優勝を狙ったのは篠原に勝ちたいという以外に、もう一つ理由があった。「優勝することで同じチームの人たちに刺激を与えたかったんです。みんなに『負けてられない、自分もやらなきゃ』という緊張感を持ってほしかった」

昨年の中央学院大は全員がミスをしない走りで、6月の全日本大学駅伝関東地区選考会を突破したものの、10月の箱根駅伝予選会は12位に沈み、2大会ぶりに本戦出場を逃した。吉田は箱根予選会でチームトップとなる68番でゴールしたが、全体としては10位で突破した国士舘大学に2分30秒足りなかった。

細かな起伏が多く、学生ハーフとほとんど同じコースとなる箱根予選会でも「日本人トップ」を狙う。ただ本戦出場には周囲の力も必要になるから、副将としてあえて少し厳しい言葉を発した。学生ハーフでは新主将の飯塚達也(3年、東播磨)が11位、工藤巧夢(2年、那須拓陽)が27位に入るなど、すでに吉田の意識は浸透し、結果に表れている部分はある。

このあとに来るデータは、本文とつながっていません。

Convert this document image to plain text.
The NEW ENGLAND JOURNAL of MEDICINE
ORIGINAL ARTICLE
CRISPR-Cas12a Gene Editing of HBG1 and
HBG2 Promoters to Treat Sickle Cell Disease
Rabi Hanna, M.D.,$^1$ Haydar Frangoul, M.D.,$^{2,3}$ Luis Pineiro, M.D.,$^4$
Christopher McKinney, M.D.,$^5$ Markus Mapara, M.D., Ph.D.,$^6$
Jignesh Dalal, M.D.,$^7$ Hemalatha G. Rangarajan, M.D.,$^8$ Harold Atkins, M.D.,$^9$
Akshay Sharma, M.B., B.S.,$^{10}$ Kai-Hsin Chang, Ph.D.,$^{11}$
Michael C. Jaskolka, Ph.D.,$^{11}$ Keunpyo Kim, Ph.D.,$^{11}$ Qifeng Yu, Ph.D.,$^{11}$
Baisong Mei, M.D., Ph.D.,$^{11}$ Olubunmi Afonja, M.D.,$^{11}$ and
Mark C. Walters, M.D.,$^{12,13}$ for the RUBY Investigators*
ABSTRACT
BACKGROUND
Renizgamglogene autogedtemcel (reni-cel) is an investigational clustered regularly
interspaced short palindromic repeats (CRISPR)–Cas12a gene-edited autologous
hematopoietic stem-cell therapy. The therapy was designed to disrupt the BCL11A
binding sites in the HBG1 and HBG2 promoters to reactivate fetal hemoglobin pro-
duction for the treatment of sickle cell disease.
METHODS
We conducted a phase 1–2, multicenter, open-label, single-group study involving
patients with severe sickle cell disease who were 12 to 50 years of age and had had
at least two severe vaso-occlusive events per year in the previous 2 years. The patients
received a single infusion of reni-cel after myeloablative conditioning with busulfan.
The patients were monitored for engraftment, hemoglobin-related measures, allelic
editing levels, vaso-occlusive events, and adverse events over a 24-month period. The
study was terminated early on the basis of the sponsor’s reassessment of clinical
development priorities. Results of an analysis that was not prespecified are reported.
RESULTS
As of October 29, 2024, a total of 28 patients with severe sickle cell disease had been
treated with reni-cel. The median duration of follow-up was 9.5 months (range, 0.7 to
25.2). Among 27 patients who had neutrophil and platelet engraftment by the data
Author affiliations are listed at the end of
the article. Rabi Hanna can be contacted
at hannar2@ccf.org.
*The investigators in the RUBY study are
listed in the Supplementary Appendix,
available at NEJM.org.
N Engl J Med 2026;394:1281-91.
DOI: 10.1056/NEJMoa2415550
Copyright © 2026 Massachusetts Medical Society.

秋に予定される箱根駅伝予選会でも「日本人トップ」を狙う

けがをしないことが強み

中学時代は野球部に所属し、外野を守っていた。公立高校に進んでいたら野球を続けるつもりだったが、私立の拓大紅陵高校に進学することになり「野球は下手なので」と陸上を始めた。川崎監督からは「けがをしないこと」を評価され、自身も「休むときは休んで、練習するときは練習して、メリハリをつけています。高校時代から、けがをしないのが強みだと思っています」と自覚している。

ハーフマラソンを走るときの課題は「ラスト5kmでの失速」。丸亀ハーフでは克服できなかったが、学生ハーフでは靴ひもの影響で終盤に猛然と追いかける展開とならざるを得ず、結果的にうまくいった。

今後は3月26日に予定されている日体大記録会の5000mに出場し、13分30秒を切ることを目標にする。照準を合わせるレースは全日本大学駅伝の関東地区選考会(6月17日、神奈川・相模原ギオンスタジアムで予定)と7月からのユニバだ。特にユニバは「篠原君に負けないように走りたいです。(篠原は)箱根駅伝でも丸亀ハーフでも、すごくいい記録と順位で走っているので、それが刺激になって自分も負けたくない気持ちで頑張れます」。

学生ハーフのレース後は、お互いに自然と「お疲れ様」という意味を込めて握手を交わした。丸亀ハーフ、学生ハーフと続いたライバル対決。今度は舞台を中国に移して、繰り広げられそうだ。